Agenzia delle entrate, in persona del direttore pro tempore,

elettivamente domiciliata in Roma, via dei Portoghesi 12, presso

l’Avvocatura Generale dello Stato, che la rappresenta e difende ope

legis;

– intimata –

e nei confronti di:

Sofipo Uf Trustee Limited, in persona del legale rappresentante pro

tempore, nella qualità di trustee del trust denominato “Templari

Trust”;

– intimata –

avverso la sentenza n. 1310/7/15 della CTR del Veneto, depositata il

01/09/2015;

udito il P.M. in persona del Sostituto Procuratore Generale GIOVANNI

GIACALONE, il quale ha concluso per l’accoglimento del ricorso;

udito l’avv. PIERLUIGI MUCCARI, in sostituzione dell’avv. prof.

GIUSEPPE MARINI per parte ricorrente e l’avv. GIOVANNI CHIAPPINIELLO

per l’Agenzia delle entrate;

letti gli atti del procedimento in epigrafe.

 

Fatto

SVOLGIMENTO DEL PROCESSO

Con sentenza n. 1310/7/15, depositata il 01/09/2015, la CTR del Veneto ha parzialmente accolto gli appelli proposti dall’Agenzia delle entrate in due diversi procedimenti, dalla CTR riuniti, relativi all’impugnazione di due distinti avvisi di liquidazione dell’imposta di successione e donazione, riguardanti due conferimenti di denaro in un trust.

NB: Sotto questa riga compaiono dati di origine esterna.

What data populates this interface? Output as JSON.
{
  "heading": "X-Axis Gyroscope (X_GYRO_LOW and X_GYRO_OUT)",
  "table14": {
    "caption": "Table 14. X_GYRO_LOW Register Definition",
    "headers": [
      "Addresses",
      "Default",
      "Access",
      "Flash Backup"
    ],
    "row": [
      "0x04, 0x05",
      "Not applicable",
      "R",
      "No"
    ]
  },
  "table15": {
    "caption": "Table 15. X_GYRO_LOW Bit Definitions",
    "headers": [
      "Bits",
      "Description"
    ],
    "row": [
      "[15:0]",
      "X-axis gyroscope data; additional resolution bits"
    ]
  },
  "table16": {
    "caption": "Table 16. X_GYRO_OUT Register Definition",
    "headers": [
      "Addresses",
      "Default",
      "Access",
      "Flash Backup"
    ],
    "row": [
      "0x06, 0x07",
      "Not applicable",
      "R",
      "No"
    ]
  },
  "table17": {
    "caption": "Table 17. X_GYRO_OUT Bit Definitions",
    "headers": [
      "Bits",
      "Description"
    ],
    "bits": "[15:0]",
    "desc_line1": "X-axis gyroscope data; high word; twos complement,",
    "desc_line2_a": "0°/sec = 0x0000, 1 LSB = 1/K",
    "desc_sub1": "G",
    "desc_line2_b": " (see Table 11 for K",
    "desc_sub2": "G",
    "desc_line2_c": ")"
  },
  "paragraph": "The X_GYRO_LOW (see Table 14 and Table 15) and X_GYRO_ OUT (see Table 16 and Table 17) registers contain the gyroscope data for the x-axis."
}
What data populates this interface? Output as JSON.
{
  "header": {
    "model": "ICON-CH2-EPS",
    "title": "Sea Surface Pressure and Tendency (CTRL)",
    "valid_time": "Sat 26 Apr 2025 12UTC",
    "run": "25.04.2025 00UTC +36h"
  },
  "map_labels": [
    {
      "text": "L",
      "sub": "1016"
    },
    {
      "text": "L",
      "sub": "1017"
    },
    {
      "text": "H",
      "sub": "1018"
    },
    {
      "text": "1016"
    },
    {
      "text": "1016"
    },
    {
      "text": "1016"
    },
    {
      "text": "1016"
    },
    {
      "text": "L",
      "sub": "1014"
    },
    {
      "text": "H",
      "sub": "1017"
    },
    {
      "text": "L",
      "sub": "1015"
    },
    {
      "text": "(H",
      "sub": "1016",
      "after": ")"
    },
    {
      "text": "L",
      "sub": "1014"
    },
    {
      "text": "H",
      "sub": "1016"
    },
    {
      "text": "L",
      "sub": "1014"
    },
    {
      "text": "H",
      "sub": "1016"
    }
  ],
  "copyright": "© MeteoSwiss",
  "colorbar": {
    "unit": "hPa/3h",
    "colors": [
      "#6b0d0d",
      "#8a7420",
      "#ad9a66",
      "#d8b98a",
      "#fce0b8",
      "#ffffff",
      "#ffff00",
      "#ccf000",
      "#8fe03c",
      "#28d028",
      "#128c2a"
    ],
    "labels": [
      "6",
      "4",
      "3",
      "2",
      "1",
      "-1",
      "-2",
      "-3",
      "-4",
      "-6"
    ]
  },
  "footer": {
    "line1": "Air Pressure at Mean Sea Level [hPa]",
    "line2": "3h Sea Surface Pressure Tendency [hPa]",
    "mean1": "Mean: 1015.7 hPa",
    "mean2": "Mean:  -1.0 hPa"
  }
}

In particolare, la CTR ha ritenuto dovute le imposte indicate negli avvisi, ma non le sanzioni, che ha escluso.

L’oggetto del giudizio attiene ad un trust costituto il 09/07/2007 a (OMISSIS) da B.A., denominato “Templari Trust”. La disponente, in quell’occasione, ha nominato trustee la Sofipo Uf Trustee Limited, società fiduciaria avente sede a Cipro, affidandole il compito di gestire i beni conferiti, e ha destinato agli scopi del trust la somma di Euro 14.500,00. Successivamente, in data 28/09/2007, 13 medesima ha destinato al trust l’ulteriore somma di Euro 2.100.000,00. Dagli atti si evince che, al momento della costituzione, i beneficiari finali del trust sono stati indicati in modo generico e solo successivamente sono stati designati i tre figli della disponente.

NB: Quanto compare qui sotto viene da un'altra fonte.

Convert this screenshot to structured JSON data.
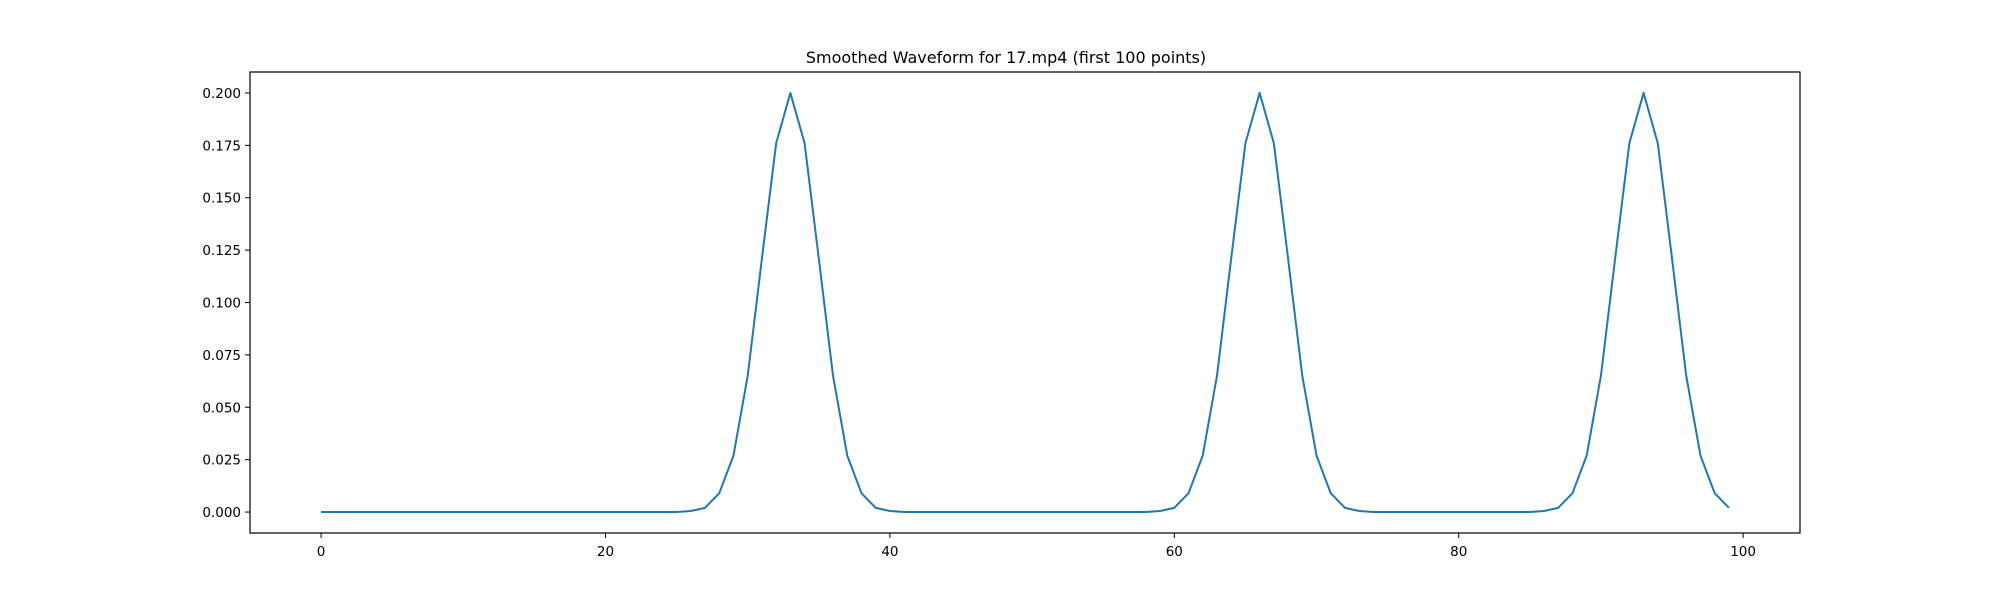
{
  "chart_data": {
    "type": "line",
    "title": "Smoothed Waveform for 17.mp4 (first 100 points)",
    "xlabel": "",
    "ylabel": "",
    "xlim": [
      -5,
      104
    ],
    "ylim": [
      -0.01,
      0.21
    ],
    "xticks": [
      0,
      20,
      40,
      60,
      80,
      100
    ],
    "xtick_labels": [
      "0",
      "20",
      "40",
      "60",
      "80",
      "100"
    ],
    "yticks": [
      0.0,
      0.025,
      0.05,
      0.075,
      0.1,
      0.125,
      0.15,
      0.175,
      0.2
    ],
    "ytick_labels": [
      "0.000",
      "0.025",
      "0.050",
      "0.075",
      "0.100",
      "0.125",
      "0.150",
      "0.175",
      "0.200"
    ],
    "grid": false,
    "line_color": "#1f77b4",
    "series": [
      {
        "x": [
          0,
          1,
          2,
          3,
          4,
          5,
          6,
          7,
          8,
          9,
          10,
          11,
          12,
          13,
          14,
          15,
          16,
          17,
          18,
          19,
          20,
          21,
          22,
          23,
          24,
          25,
          26,
          27,
          28,
          29,
          30,
          31,
          32,
          33,
          34,
          35,
          36,
          37,
          38,
          39,
          40,
          41,
          42,
          43,
          44,
          45,
          46,
          47,
          48,
          49,
          50,
          51,
          52,
          53,
          54,
          55,
          56,
          57,
          58,
          59,
          60,
          61,
          62,
          63,
          64,
          65,
          66,
          67,
          68,
          69,
          70,
          71,
          72,
          73,
          74,
          75,
          76,
          77,
          78,
          79,
          80,
          81,
          82,
          83,
          84,
          85,
          86,
          87,
          88,
          89,
          90,
          91,
          92,
          93,
          94,
          95,
          96,
          97,
          98,
          99
        ],
        "values": [
          0,
          0,
          0,
          0,
          0,
          0,
          0,
          0,
          0,
          0,
          0,
          0,
          0,
          0,
          0,
          0,
          0,
          0,
          0,
          0,
          0,
          0,
          0,
          0,
          0,
          0,
          0.0005,
          0.002,
          0.009,
          0.027,
          0.065,
          0.121,
          0.176,
          0.2,
          0.176,
          0.121,
          0.065,
          0.027,
          0.009,
          0.002,
          0.0005,
          0,
          0,
          0,
          0,
          0,
          0,
          0,
          0,
          0,
          0,
          0,
          0,
          0,
          0,
          0,
          0,
          0,
          0,
          0.0005,
          0.002,
          0.009,
          0.027,
          0.065,
          0.121,
          0.176,
          0.2,
          0.176,
          0.121,
          0.065,
          0.027,
          0.009,
          0.002,
          0.0005,
          0,
          0,
          0,
          0,
          0,
          0,
          0,
          0,
          0,
          0,
          0,
          0,
          0.0005,
          0.002,
          0.009,
          0.027,
          0.065,
          0.121,
          0.176,
          0.2,
          0.176,
          0.121,
          0.065,
          0.027,
          0.009,
          0.002
        ]
      }
    ]
  }
}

Come sopra anticipato, gli avvisi impugnati hanno riguardato i menzionati conferimenti in denaro nel trust.

Il primo avviso, recante il n. (OMISSIS), è stato emesso e notificato alla disponente, B.A., e al trust, rappresentato dal trustee, che l’hanno impugnato.

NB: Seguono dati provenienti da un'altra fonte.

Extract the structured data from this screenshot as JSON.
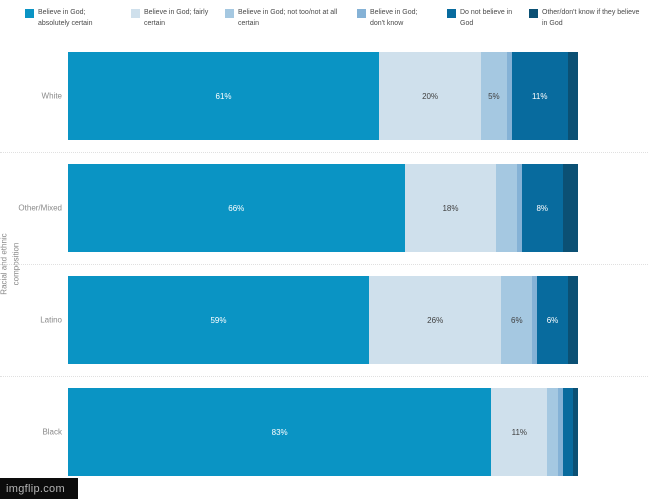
{
  "y_axis": {
    "line1": "Racial and ethnic",
    "line2": "composition"
  },
  "watermark": {
    "text": "imgflip.com"
  },
  "chart_data": {
    "type": "bar",
    "orientation": "horizontal",
    "stacked": true,
    "unit": "%",
    "xlim": [
      0,
      100
    ],
    "grid": false,
    "legend_position": "top",
    "ylabel": "Racial and ethnic composition",
    "label_min_to_show": 5,
    "categories": [
      "White",
      "Other/Mixed",
      "Latino",
      "Black"
    ],
    "series": [
      {
        "name": "Believe in God; absolutely certain",
        "color": "#0a94c4",
        "label_color": "#ffffff",
        "values": [
          61,
          66,
          59,
          83
        ]
      },
      {
        "name": "Believe in God; fairly certain",
        "color": "#cfe0ec",
        "label_color": "#3f3f3f",
        "values": [
          20,
          18,
          26,
          11
        ]
      },
      {
        "name": "Believe in God; not too/not at all certain",
        "color": "#a5c8e1",
        "label_color": "#3f3f3f",
        "values": [
          5,
          4,
          6,
          2
        ]
      },
      {
        "name": "Believe in God; don't know",
        "color": "#85b2d6",
        "label_color": "#3f3f3f",
        "values": [
          1,
          1,
          1,
          1
        ]
      },
      {
        "name": "Do not believe in God",
        "color": "#086b9e",
        "label_color": "#ffffff",
        "values": [
          11,
          8,
          6,
          2
        ]
      },
      {
        "name": "Other/don't know if they believe in God",
        "color": "#0b5074",
        "label_color": "#ffffff",
        "values": [
          2,
          3,
          2,
          1
        ]
      }
    ]
  }
}
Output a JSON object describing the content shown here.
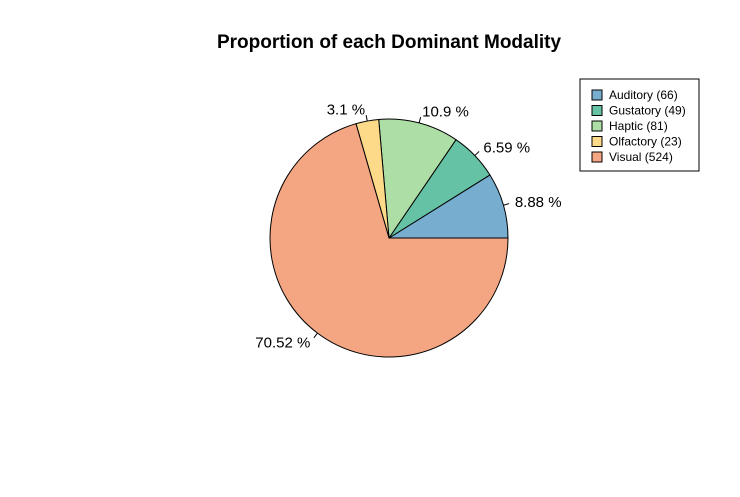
{
  "chart_data": {
    "type": "pie",
    "title": "Proportion of each Dominant Modality",
    "start_angle_deg": 0,
    "direction": "counterclockwise",
    "legend_position": "top-right",
    "slices": [
      {
        "label": "Auditory",
        "count": 66,
        "percent_label": "8.88 %",
        "color": "#77AECF"
      },
      {
        "label": "Gustatory",
        "count": 49,
        "percent_label": "6.59 %",
        "color": "#66C2A4"
      },
      {
        "label": "Haptic",
        "count": 81,
        "percent_label": "10.9 %",
        "color": "#ADDEA6"
      },
      {
        "label": "Olfactory",
        "count": 23,
        "percent_label": "3.1 %",
        "color": "#FDDA8A"
      },
      {
        "label": "Visual",
        "count": 524,
        "percent_label": "70.52 %",
        "color": "#F4A683"
      }
    ],
    "legend": [
      "Auditory (66)",
      "Gustatory (49)",
      "Haptic (81)",
      "Olfactory (23)",
      "Visual (524)"
    ]
  }
}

Il secondo avviso, recante il n. (OMISSIS), è stato emesso e notificato solo al trust, rappresentato dal trustee, che l’ha impugnato.

I due procedimenti, che sono sorti a seguito delle impugnazioni, sono stati riuniti nel giudizio di appello.

All’esito del gravame, la CTR, nella sentenza sopra menzionata, ha ritenuto che il D.L. n. 262 del 2006, art. 2, commi 47 e 49, conv. con modif. in L. n. 286 del 2006, nel prevedere l’applicazione dell’imposta di successione e donazione anche agli atti di destinazione, abbia istituito una nuova imposta, diversa da quella di successione e donazione, applicabile al conferimento di capitali nel trust, aggiungendo che soggetti passivi della stessa sono il disponente ed il trustee in solido tra loro.

Avverso la sentenza della CTR solo la disponente, B.A., ha proposto ricorso per cassazione, formulando sette motivi di impugnazione.

Il trustee è rimasto intimato, mentre l’Agenzia delle entrate si è difesa con controricorso.

Il ricorso è stato notificato anche ai figli di B.A. ( M.A., M.E., M.F.), avendo la disponente dedotto che il trust è cessato e che i beni dello stesso sono stati devoluti a questi ultimi, in qualità di beneficiari finali.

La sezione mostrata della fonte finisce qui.